The rule runs thus: he must never operate on sins that haven’t scarred him. Nathan told David, “You are the man!” — without having stolen any poor man’s sheep. He spent no time confessing his many faults to keep he and the sinner on level plane. Not so with modern Nathans. Hear him, after blurting his many sins, bashfully suggest, “And maybe . . . I’m not certain, but just possibly — and don’t take this the wrong way — but you could be the man . . . well, a man, really. . . . But of course, we all are . . . I especially.”
It must remain the height of arrogance to help someone out of a pit one hasn’t first lived in. Reproving uncommitted sin is worse than the sin committed. Seriously, nephew, how can any man tell a woman what she cannot “do with her own body”? This is the kind of lowliness we support.
Emasculate
In summary, desex his teaching. We have worked tirelessly to train this generation to despise language associated with the male sex . . . gender . . . thing. Direct speech, forceful speech is always naughty speech. Shave the chest, blunt the blade. Think apes in the circus: cap his head and teach him to juggle.
Make the general’s cry, the trumpet blast, the call to arms seem excessive, aggressive, impolite. Such naked conversation is most irregular, improper, and ungentlemanly. Not to mention proud. He may share but never preach. “Thus saith the Lord” reeks of ancient bigotries and that old sock of patriarchy. Concerning their tongues, we still remember, and agree with, Paul’s exclamation: “I wish those who unsettle you would emasculate themselves!” (Galatians 5:12) — though we would never speak this crudely, of course.
Brunch with the Queen
Visualize his Christian life and “ministry” as a sunny afternoon sipping tea with the queen. Remind him to keep good posture, mind his manners, and not talk warfare at the table — pinky finger out. Oh, he is still a soldier — no denying that. Look at that clean, creased uniform, that sharp, pointy sword tucked neatly at his side. Those sewn-on badges nearly blind us in the sun! This polite man requests our admiration — and fear, even — we must render honor its due.

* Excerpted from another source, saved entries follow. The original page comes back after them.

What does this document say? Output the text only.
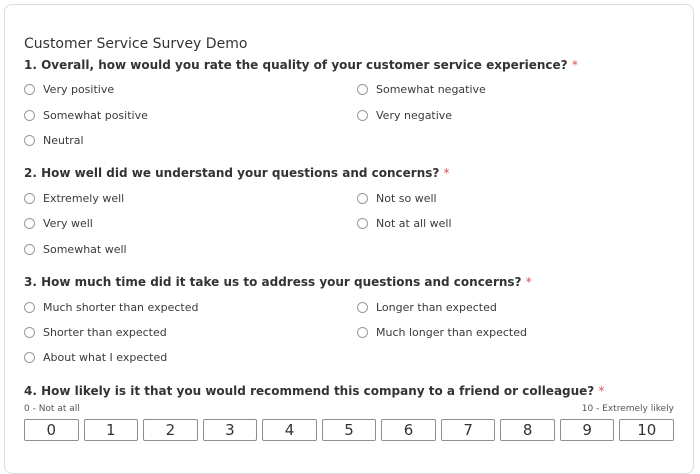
Customer Service Survey Demo
1. Overall, how would you rate the quality of your customer service experience? *
Very positive
Somewhat positive
Neutral
Somewhat negative
Very negative
2. How well did we understand your questions and concerns? *
Extremely well
Very well
Somewhat well
Not so well
Not at all well
3. How much time did it take us to address your questions and concerns? *
Much shorter than expected
Shorter than expected
About what I expected
Longer than expected
Much longer than expected
4. How likely is it that you would recommend this company to a friend or colleague? *
0 - Not at all	10 - Extremely likely
0	1	2	3	4	5	6	7	8	9	10
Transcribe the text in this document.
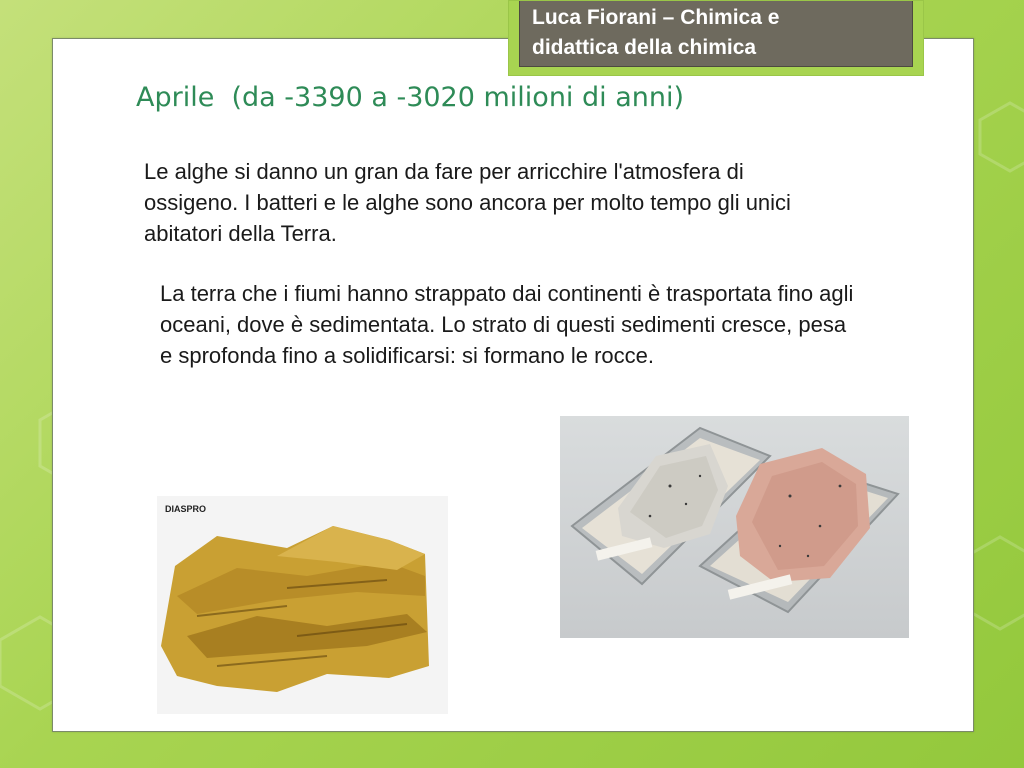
Luca Fiorani – Chimica e
didattica della chimica
Aprile  (da -3390 a -3020 milioni di anni)
Le alghe si danno un gran da fare per arricchire l'atmosfera di ossigeno. I batteri e le alghe sono ancora per molto tempo gli unici abitatori della Terra.
La terra che i fiumi hanno strappato dai continenti è trasportata fino agli oceani, dove è sedimentata. Lo strato di questi sedimenti cresce, pesa e sprofonda fino a solidificarsi: si formano le rocce.
DIASPRO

But what of the prophets, apostles, and the Enemy himself, you wonder? So few today seem to ask. Rascals of the old guard threw spears at our training. Rabid tongues of men like Paul, John the Baptist, Peter, Elijah, and the Enemy himself lashed out against our rules of decorum — so we silenced them.
Style him our kind of N.I.C.E. — more the smiling mannequin than man or minister. Make him shrink back before the bleat of the sheep’s and goat’s displeasure and refuse the unpleasant work of warning, correcting, or laying down his own life. There exists a broader, kinder, easier way. If he ever suspects cowardice, let him censure the dead.